Consumption of soft drinks at breakfast eaten outside the home has nearly doubled in the past 15 years, while coffee consumption with breakfast outside the home has fallen nearly 25 percent, according to data compiled by New-York based consumer research firm NPD Group, which has offices in Rosemont. The data is specific to drinks with meals and does not, for example, address the Starbucks phenomenon.
Breakfast consumers order a soft drink with their breakfast 15.1 percent of the time, compared with 7.9 percent of the time in 1990, said Harry Balzer, an NPD executive vice president who has studied American eating habits for more than 25 years. At the same time, Balzer said, coffee was being ordered 38 percent of the time, compared with 48.7 percent 15 years ago. It probably is not surprising that soft drinks are a growing choice at breakfast considering that nearly half of the U.S. population older than age 4 consumes soft drinks on any given day, according a study commissioned by a milk group.

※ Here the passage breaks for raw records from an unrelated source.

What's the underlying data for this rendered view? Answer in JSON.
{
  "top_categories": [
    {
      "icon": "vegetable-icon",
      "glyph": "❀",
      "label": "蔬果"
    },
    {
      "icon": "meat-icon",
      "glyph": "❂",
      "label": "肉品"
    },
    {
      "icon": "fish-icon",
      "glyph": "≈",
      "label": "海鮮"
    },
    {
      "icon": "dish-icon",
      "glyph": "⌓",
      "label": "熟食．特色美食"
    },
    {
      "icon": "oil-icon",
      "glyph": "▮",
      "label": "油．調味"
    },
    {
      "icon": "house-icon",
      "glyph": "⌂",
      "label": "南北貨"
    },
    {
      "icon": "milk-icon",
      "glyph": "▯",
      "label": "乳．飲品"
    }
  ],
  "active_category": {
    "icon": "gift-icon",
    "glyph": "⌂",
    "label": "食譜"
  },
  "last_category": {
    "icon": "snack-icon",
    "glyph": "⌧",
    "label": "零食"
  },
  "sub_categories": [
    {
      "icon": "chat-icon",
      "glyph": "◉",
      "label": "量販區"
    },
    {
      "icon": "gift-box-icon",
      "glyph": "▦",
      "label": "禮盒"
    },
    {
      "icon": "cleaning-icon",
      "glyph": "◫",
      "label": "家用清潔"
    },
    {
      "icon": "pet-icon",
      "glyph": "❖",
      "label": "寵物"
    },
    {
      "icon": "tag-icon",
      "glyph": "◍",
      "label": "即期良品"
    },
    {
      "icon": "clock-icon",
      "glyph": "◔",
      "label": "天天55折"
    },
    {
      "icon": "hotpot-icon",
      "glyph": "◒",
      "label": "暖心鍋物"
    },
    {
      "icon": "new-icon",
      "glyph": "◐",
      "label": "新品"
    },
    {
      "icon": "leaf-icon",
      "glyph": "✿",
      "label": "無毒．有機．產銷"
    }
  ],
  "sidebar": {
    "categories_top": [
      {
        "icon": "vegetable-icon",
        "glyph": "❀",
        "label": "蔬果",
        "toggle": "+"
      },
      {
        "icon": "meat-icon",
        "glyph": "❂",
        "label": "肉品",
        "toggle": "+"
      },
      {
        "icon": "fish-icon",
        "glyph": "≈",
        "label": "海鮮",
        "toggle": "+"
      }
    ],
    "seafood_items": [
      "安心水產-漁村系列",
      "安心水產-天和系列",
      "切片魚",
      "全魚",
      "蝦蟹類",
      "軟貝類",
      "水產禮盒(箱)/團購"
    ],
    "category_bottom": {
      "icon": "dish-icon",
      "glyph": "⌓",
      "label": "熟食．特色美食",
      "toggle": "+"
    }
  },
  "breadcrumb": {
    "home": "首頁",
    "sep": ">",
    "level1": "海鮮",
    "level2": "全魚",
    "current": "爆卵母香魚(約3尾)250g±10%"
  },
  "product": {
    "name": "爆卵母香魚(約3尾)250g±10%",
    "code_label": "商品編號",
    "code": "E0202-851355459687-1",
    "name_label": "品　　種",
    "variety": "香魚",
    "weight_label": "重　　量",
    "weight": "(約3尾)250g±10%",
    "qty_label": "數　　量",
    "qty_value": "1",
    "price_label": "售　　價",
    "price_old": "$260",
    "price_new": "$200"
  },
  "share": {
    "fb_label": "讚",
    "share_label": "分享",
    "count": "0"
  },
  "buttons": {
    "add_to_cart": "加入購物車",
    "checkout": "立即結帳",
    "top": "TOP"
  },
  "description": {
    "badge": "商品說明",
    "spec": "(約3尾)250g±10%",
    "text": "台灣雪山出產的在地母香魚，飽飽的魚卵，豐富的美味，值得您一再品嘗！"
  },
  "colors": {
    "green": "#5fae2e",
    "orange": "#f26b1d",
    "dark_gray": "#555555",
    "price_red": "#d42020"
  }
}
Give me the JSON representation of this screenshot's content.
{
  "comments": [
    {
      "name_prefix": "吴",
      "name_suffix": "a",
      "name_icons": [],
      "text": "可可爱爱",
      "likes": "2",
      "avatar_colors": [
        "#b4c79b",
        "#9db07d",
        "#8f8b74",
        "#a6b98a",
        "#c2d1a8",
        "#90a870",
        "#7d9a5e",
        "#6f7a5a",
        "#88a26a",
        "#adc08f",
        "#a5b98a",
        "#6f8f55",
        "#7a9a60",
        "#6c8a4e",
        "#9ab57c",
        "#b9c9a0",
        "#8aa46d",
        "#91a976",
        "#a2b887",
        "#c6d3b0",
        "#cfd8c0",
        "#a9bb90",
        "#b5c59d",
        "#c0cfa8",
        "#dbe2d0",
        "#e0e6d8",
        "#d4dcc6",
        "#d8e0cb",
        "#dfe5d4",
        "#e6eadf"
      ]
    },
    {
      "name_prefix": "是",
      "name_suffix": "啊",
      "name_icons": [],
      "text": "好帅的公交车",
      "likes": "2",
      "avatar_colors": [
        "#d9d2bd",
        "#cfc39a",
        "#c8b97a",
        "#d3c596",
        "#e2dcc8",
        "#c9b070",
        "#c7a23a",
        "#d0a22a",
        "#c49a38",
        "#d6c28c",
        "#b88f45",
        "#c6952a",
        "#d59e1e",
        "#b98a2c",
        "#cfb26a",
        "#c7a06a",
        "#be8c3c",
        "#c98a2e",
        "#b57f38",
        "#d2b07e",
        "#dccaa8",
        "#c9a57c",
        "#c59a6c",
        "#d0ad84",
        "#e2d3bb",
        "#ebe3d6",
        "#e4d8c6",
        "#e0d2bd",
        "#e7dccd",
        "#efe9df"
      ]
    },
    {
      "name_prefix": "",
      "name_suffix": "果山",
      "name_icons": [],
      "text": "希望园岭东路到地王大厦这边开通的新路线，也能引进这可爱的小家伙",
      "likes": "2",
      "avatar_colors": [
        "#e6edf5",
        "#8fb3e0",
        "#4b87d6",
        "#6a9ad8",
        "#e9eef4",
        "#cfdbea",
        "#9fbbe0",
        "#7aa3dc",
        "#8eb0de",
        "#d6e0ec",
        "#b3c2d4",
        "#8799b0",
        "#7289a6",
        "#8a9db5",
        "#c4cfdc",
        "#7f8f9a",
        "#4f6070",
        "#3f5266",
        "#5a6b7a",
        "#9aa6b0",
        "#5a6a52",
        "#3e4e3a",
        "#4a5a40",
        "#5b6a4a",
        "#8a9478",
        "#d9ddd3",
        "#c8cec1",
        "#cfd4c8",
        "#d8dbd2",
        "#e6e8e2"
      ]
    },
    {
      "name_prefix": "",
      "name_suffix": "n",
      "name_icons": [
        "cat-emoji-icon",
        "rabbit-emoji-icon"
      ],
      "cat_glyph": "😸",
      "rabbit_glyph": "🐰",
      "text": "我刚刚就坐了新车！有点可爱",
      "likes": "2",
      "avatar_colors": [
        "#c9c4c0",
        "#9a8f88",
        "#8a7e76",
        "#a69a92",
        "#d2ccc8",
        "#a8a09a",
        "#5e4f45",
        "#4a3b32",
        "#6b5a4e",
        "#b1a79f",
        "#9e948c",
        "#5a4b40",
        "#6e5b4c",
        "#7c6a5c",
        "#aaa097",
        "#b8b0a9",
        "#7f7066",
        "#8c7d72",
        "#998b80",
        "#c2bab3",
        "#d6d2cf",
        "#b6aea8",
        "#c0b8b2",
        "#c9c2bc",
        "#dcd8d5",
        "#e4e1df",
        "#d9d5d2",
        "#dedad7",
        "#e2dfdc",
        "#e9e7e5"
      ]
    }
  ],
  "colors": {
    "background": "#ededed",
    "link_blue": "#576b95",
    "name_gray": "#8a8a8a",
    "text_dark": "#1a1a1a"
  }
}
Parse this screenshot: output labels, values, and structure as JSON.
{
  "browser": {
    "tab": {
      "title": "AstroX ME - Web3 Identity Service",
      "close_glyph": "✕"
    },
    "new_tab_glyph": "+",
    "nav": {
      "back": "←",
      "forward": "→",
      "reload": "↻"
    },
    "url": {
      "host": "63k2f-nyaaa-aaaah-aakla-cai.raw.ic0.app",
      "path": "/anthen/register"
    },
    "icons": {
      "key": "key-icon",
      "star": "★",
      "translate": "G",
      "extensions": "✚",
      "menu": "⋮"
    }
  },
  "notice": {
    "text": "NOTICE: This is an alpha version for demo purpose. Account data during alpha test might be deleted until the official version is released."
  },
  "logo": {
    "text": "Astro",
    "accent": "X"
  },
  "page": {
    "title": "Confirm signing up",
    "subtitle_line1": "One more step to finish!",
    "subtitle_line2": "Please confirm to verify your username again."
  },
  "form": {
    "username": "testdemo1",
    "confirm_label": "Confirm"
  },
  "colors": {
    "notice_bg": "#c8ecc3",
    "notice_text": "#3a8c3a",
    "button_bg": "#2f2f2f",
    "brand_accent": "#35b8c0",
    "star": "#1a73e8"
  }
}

And consumers are drinking soda for breakfast at home more frequently, too, though not in the same numbers. Balzer said 2.4 percent of the people who ate breakfast at home in 2006 consumed a soft drink with breakfast, compared with 0.5 percent in 1985. Most morning consumers prefer fully sugared regular pop, but diet soda consumption continues to grow in the mornings. In 2006, 5.3 percent of those eating breakfast away from home had a diet pop, while 9.8 percent had a regular soda. Diet pop accompanied 1.7 percent of breakfasts in 1990, according to NPD.